On Friday, the dollar’s slide was halted after U.S. Treasury Secretary Steven Mnuchin called an end some of the Federal Reserve’s Pandemic lending.
The announcement shifted the previous positive move after Republican and Democrats agreed to resume negotiations on another coronavirus stimulus package.
While Mnuchin’s move was aimed at re-appropriating some $455 billion allocated to Treasury under the CARES Act in the spring for other spending, some investors were concerned about ending programs that they think have played a vital role in reassuring markets.
The Fed also said it “would prefer that the full suite of emergency facilities established during the pandemic continue to serve their important roles as a backstop,”.
“Investors have banked on the MLF (Municipal Liquidity Facility) being a reliable, emergency lender to our (municipal bond) market’s core borrowers. It has taken the idea of a payment default or catastrophic budget problem off the table,” said Matt Fabian, partner at Municipal Market Analytics at Westport, Connecticut, in the United States.
“Without the MLF, the market won’t collapse, but it will lack some resilience if it’s tested by a selloff or more pronounced credit fears.”
In addition to the worsening risk, California placed a curfew on all indoor gatherings and any non-essential activities to help prevent the spread of the virus.
The dollar was down for over a week due to the continuous surge of the virus, vaccine breakthroughs and post-election uncertainties.
The dollar index was down 0.3% percent this week.
The reaction in the forex market is limited compared to the U.S. stock markets and bond markets.

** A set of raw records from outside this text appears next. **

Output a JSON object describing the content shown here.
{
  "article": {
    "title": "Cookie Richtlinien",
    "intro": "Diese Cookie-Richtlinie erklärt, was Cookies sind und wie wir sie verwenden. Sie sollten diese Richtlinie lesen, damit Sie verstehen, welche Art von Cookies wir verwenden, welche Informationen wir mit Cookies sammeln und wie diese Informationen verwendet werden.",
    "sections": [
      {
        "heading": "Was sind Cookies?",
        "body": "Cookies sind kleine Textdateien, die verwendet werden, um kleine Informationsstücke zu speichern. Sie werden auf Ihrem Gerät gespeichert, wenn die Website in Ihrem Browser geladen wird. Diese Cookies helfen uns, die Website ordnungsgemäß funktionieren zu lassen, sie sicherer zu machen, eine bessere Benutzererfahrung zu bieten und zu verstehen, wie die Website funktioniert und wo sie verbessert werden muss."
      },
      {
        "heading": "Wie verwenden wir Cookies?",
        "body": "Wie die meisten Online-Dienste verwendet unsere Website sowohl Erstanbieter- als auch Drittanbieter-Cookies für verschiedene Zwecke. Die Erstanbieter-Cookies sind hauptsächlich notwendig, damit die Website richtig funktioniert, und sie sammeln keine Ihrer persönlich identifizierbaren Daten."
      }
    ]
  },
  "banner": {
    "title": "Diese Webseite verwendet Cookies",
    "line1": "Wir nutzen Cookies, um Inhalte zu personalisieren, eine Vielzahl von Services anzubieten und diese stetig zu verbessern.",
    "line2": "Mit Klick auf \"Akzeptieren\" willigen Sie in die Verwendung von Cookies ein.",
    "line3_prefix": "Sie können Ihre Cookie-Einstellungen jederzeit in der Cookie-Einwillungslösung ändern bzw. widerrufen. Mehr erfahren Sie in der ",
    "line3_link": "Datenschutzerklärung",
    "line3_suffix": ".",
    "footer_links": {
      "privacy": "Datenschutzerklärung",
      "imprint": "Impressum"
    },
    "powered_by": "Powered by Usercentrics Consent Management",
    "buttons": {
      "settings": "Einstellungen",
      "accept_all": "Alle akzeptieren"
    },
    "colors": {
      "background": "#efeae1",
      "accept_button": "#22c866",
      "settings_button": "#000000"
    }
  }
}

“There is a feeling that, at the end of the day, financial markets will remain solid and detached from the troubles in the real economy. A correction in stock prices was natural given their recent gains,” said Tatsuya Chiba, manager of forex at Mitsubishi UFJ Trust Bank.
“For now, we have to see whether stock market’s retreat will prove to be a temporary one,” he said
In the daily charts of GBP/USD, the pair inched up early Friday morning in Asia session.
As what we can see in the charts, the pair is being supported at the support level at 1.31776 signaling a strong bullish momentum.
The pair may end strong at the end of this week’s trading session. With Brexit nearing it’s due, we may expect volatility for the sterling starting next week. However, the direction of the price is still uncertain.
If the price will continue to be supported at the support level at 1.31776, we may see the price test the resistance level at 1.34776. Inversely, if the price will break down from this support level, it may continue to thread lower and re-test the support level at 1.26885.
The sterling’s outlook so far has been determined by the Brexit sentiment. A Brexit deal will most likely boost the sterling’s performance. On the other hand, a no-deal is a negative for the sterling and it may thread lower.